Un ultime coup de sifflet retentit sur la voie 9¾ et les portes du Poudlard Express se refermèrent, abandonnant sur le quai la douce liberté des vacances et les parents anxieux. Il faisait beau, la chaleur estivale rechignait à s'en aller et, dans le train régnait une effervescence ingérable. Entre les premières années excités à l'idée de partir vers de nouvelles aventures, et les élèves plus âgés qui se racontaient déjà l'intégralité de leurs vacances respectives, on n'entendait plus rien et on pouvait difficilement se frayer un passage vers un compartiment. Et nous n'évoquerons pas la quasi impossibilité à trouver un coin tranquille où se poser. Les habitués de cette agitation, cependant, avaient eu tôt fait de s'installer dans un compartiment, refermer soigneusement la porte, et invoquer Merlin de tous leur vœux pour que personne ne vînt les déranger. C'était le cas de cette élève de Serdaigle, déjà profondément plongée dans son livre lorsque la porte s'ouvrit bruyamment pour dévoiler trois élèves de cinquième année. Elle releva la tête pour les observer.

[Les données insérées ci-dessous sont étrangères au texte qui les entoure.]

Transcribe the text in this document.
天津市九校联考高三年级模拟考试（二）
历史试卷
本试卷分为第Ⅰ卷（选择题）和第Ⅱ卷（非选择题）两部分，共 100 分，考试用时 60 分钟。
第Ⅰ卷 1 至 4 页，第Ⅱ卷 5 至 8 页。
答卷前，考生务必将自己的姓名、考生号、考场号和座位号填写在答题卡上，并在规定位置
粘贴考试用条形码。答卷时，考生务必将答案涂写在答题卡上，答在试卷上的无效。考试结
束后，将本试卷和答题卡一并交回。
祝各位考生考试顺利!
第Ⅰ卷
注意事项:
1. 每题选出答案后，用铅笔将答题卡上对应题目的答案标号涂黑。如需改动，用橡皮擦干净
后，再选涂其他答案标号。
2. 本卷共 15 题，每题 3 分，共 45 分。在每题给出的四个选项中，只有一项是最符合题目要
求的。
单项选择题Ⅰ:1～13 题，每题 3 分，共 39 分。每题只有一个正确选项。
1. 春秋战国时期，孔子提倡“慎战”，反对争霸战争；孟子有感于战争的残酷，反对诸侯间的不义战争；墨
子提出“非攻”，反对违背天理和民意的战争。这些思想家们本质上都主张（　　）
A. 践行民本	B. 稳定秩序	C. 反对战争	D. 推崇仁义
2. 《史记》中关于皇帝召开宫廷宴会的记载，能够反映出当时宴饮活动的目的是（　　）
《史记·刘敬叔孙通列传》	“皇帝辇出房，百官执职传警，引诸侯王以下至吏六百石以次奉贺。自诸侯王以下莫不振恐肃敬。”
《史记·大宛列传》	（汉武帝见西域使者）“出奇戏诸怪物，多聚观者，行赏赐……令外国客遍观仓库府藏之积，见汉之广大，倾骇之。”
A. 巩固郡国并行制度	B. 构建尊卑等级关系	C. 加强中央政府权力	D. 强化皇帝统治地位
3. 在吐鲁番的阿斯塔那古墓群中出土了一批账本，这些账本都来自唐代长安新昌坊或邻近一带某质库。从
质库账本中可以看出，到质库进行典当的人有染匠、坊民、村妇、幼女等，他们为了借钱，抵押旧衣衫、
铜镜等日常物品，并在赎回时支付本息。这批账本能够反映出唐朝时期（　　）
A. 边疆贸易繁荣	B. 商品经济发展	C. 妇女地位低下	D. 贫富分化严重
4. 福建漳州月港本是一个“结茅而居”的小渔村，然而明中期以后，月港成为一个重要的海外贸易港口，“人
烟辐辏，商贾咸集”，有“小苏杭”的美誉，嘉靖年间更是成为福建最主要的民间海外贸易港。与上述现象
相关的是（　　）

« Ah ! Les filles, on va s'installer ici, venez ! »
La Serdaigle serra les mâchoires. Elles avaient beau être de deux ans ses aînées, elle n'avait franchement pas envie d'avoir à subir leurs bavardages pendant tout le trajet. Un sourire affable aux lèvres et une mine faussement contrite accompagnèrent ses paroles :
« Oh, je suis désolée, deux de mes amis m'ont demandé de leur garder des places. Comme ils sont préfets, ils n'arriveront qu'un peu plus tard, mais… »
Est-ce qu'elle était très bonne actrice, ou est-ce que le mot préfet avait des vertus jusque là insoupçonnées, elle n'aurait su le dire. Toujours était-il qu'elles n'insistèrent pas et s'empressèrent même de ressortir pour trouver un autre espace sonore à polluer. La jeune fille chassa aussitôt cet interlude de son esprit pour se replonger dans sa lecture. Elle avait de longs cheveux noirs de jais, qui contrastaient de manière assez saisissante avec sa peau pâle. Elle avait eu treize ans cet été, mais pouvait facilement paraître plus âgée de par sa taille et cette impression de maturité qui marquait ses traits. Peut-être était-ce son regard qui lui donnait cet air presque sévère car, bien que brune, elle avait des yeux d'un bleu profond qui semblaient transpercer ceux qu'elle observait. Lire leur âme comme un simple livre ouvert et les dépouiller de leurs secrets. Elle s'appelait Raphaëlle.
La gare de King's Cross était déjà derrière eux depuis un certain temps lorsque la porte du wagon s'ouvrit de nouveau. Elle leva les yeux, pour apercevoir un garçon de première année – aucun doute n'était possible là-dessus. Il écarquilla les yeux, comme s'il avait eu du mal à croire qu'il venait de trouver un wagon qui n'était ni plein à craquer, ni rempli de jeunes gens bruyants. Elle sut aussitôt qu'il ne la dérangerait pas s'il restait. Poliment, il se racla la gorge et fit un pas en avant.
« Excuse-moi, je peux m'installer ici ? Les autres compartiments sont pleins ou… »
Il n'acheva pas sa phrase, mais elle devina sans peine ce qu'il pensait et lui offrit un sourire engageant.
« Bien sûr, installe-toi. Tu as besoin d'aide avec ta valise ? »
« Ça ira, je te remercie. »
Il referma soigneusement la porte derrière lui et entreprit de glisser sa valise sous son siège. Ce faisant, elle prit quant à elle le temps de l'observer. Il était assez frêle et avait même l'air un peu trop fragile, mais il y avait quelque chose d'indéniablement… assuré dans ses gestes et sa manière de se déplacer. Il avait des cheveux aussi sombres qu'elle, et la peau presque aussi claire. Quand il prit place en face d'elle, elle put mieux voir son regard ses prunelles étaient d'un gris irisé de bleu. Elle connaissait ce regard, mais ne le réalisa pas immédiatement. Leurs regards se croisèrent enfin, et il sembla juger que le moment était venu de se présenter. Le dos bien droit, le menton légèrement relevé, il lui tendit la main.
« Regulus Black. »
Il avait insisté sur le Black, comme si c'eût été une immense source de fierté, et cela la fit sourire. Bien sûr. Il avait les yeux, la silhouette et l'assurance d'un Black. Il dégageait cette même aura de… prestance, malgré son jeune âge. Et il ressemblait indéniablement à son frère aîné, elle avait presque honte de ne pas avoir fait plus tôt le rapprochement. Il fallait avouer qu'elle ne portait pas particulièrement d'affinités avec ce dernier. Elle tendit à son tour la main et serra brièvement celle du garçon alors qu'elle répondait :
« Raphaëlle Connor. Ravie de te rencontrer, Regulus. »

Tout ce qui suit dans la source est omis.